We know that a metric space $(X,d)$ is said to be totally bounded if for any $\varepsilon > 0$, there are finitely many points $\{x_{1}, \dots, x_{k_{\varepsilon}}\}$ such that $X \subseteq \bigcup_{n=1}^{k_{\varepsilon}} B_{\varepsilon}(x_{n})$.
Now, what if we were to alter this definition to change finitely many points $x_{i}$ to countably many points $x_{i}$? When we prove that every totally bounded space is separable (i.e. we can find a countable dense subset), we never really use the fact that total boundedness gives us finite covers of every possible radius, but only that we get countable covers of every possible radius. It is, however, possible that I'm missing something. My question: is it possible to get separability from the weaker notion of total boundedness that I have described above?
Yes, a space which satisfies your weaker condition is separable.

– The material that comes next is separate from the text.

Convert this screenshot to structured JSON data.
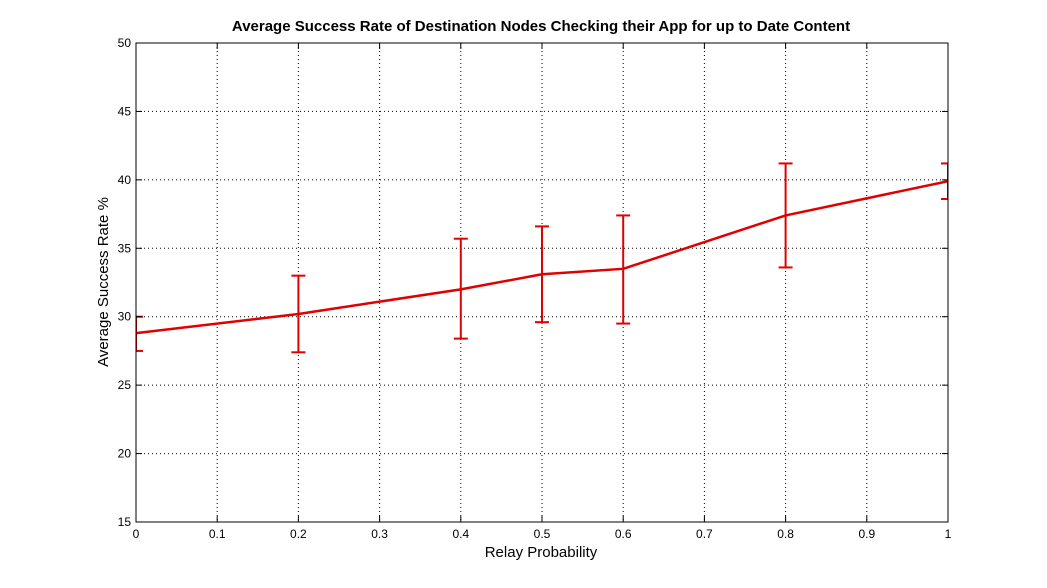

For every $n$ let $\{B^i_n\}_{i\in\Bbb{N}}$ be countably many balls of radius $1/n$ covering $X$ and let $\{q^i_n\}_{i\in\Bbb N}$ be their centers. I claim that $$D=\bigcup_{n\in\Bbb N}\bigcup_{i\in\Bbb N}\{q^i\}$$ is a countable dense set. Let $x\in X$ be arbitrary and let $\varepsilon>0$, we want to find a $y\in D$ with $d(x,y)<\varepsilon$. Let $N$ be big enough such that $1/N<\varepsilon$, by hypothesis there is a ball of radius $1/N$ containing $x$, so its center is the $y$ we're looking for.